My word count goals were, to write the WIP over 3 months: hitting 16666 words on 10th Oct, 33333 words on 11th Nov, and 50k by the 10th December.
My actual results completely took me off guard.
It took 21 days of typed writing, averaging 2381 words a day, plus a few extra days of scribbling long hand but not getting to type it up. The bulk of the work happened between 24th September and 05th November, so about a month and a half of writing, but the idea was left to form for a while between the initial draft and when I got started it. Two major interruptions were three days of sickness, and a week off for my birthday.
Most of my writing happens after 10pm and runs up until 3am, and my life looks a lot like this: Work, Writing, Sleep. Pick two. I sacrifice sleep for writing during the week and oversleep at weekends.
This draft is still just a first draft, and it has a lot of fixing up to do and words to add before it’s a ‘finished’ novel — but all in all, I’m proud of my speed, and I’m proud of the draft. It feels a lot more focussed than REBEL, and I’ve reached the point where I’m happy to let the story sit on the sidelines. I need some space from it, to mull over the ideas and let the plot percolate like a good cup of coffee.
Still, it’s a good feeling. I’ve got another novel planned for the New Year, so hopefully I’ll be able to keep up the same momentum for that.

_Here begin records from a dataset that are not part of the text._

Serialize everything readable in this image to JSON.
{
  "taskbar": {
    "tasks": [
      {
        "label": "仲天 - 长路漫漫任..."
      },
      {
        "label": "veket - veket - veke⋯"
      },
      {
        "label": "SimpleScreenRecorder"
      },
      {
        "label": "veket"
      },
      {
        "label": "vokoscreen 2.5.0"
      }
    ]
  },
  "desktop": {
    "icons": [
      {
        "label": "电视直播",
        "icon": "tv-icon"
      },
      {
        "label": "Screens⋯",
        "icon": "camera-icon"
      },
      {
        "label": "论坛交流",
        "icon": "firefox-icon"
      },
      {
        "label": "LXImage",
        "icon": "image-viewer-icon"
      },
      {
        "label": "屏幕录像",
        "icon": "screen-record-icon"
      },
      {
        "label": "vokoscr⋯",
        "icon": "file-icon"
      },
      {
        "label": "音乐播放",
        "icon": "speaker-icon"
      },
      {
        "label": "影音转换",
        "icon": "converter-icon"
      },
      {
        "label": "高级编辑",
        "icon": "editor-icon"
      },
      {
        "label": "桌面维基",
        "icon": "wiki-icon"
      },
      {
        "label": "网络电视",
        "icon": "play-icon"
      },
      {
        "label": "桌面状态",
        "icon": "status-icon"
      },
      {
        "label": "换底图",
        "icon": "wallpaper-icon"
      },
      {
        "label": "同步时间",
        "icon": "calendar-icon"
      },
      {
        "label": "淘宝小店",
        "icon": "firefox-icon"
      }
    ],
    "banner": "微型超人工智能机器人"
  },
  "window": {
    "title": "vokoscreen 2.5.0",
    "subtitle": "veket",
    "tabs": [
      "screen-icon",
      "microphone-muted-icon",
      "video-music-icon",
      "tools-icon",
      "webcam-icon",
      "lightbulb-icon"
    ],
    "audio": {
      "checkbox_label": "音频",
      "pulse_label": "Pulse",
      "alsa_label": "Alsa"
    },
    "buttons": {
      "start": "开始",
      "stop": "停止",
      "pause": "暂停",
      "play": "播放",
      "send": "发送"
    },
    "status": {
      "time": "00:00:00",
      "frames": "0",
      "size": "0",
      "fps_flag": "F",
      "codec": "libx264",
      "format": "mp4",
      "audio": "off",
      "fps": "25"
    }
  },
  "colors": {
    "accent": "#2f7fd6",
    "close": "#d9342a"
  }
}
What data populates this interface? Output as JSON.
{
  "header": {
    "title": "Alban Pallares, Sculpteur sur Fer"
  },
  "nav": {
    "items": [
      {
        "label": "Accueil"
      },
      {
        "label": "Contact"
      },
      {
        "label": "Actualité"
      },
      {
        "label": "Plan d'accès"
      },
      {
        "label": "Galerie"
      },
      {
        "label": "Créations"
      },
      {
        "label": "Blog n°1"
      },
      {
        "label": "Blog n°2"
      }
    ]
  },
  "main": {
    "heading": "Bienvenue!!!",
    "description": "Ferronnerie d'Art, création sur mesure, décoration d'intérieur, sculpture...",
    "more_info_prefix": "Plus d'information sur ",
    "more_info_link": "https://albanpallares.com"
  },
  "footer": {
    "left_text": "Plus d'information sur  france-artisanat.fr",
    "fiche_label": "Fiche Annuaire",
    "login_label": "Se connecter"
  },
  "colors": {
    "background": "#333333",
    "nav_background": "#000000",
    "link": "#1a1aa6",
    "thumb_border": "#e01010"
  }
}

Things Learned in This Draft
- The main thing I learned is: I write fast first drafts. REBEL’s first draft took me… two years, maybe, mostly due to life and rocky mental health, so I had no idea I could do this. And it certainly didn’t feel as fast as it looks on the spreadsheet.
- Next, I need to work on structuring my editing and redrafting for increased efficiency.
- Scene jumping is a hugely useful technique for me.
- Daily writing doesn’t work for me if I try to force it. I need to take breaks for my mental health and to let ideas ‘percolate’.
- And I need a much, much longer time to let a story concept stew before embarking on the 1st draft. A half-decent outline and an ending are essentials before I start.
- Working long hand is awesome, it stops me being faced with a blank screen when I open up Word.
- Scrivener doesn’t work for me. It just gets me distracted with fiddling settings. Word isn’t great, but it keeps me focussed at least.
- I definitely do have to sacrifice things when I hit my stride. Sleep is the main loss, but I also lose out on a lot of interaction with friends and my partner.
- And I get easily overloaded/stressed out, but because I’m actively being productive it’s easier to recognise that I’m overloading myself. It meant I could make people aware that I was stretched thin.
Now I’m taking the day off, and starting on that REBEL revision tomorrow (it’s also been percolating while I’ve worked on this story, and I’m excited to pick it up again). I’m hoping to create another first draft for a different project in January with similar speed.
Writers, how’s your work (NaNoWriMo or just general writing) getting along?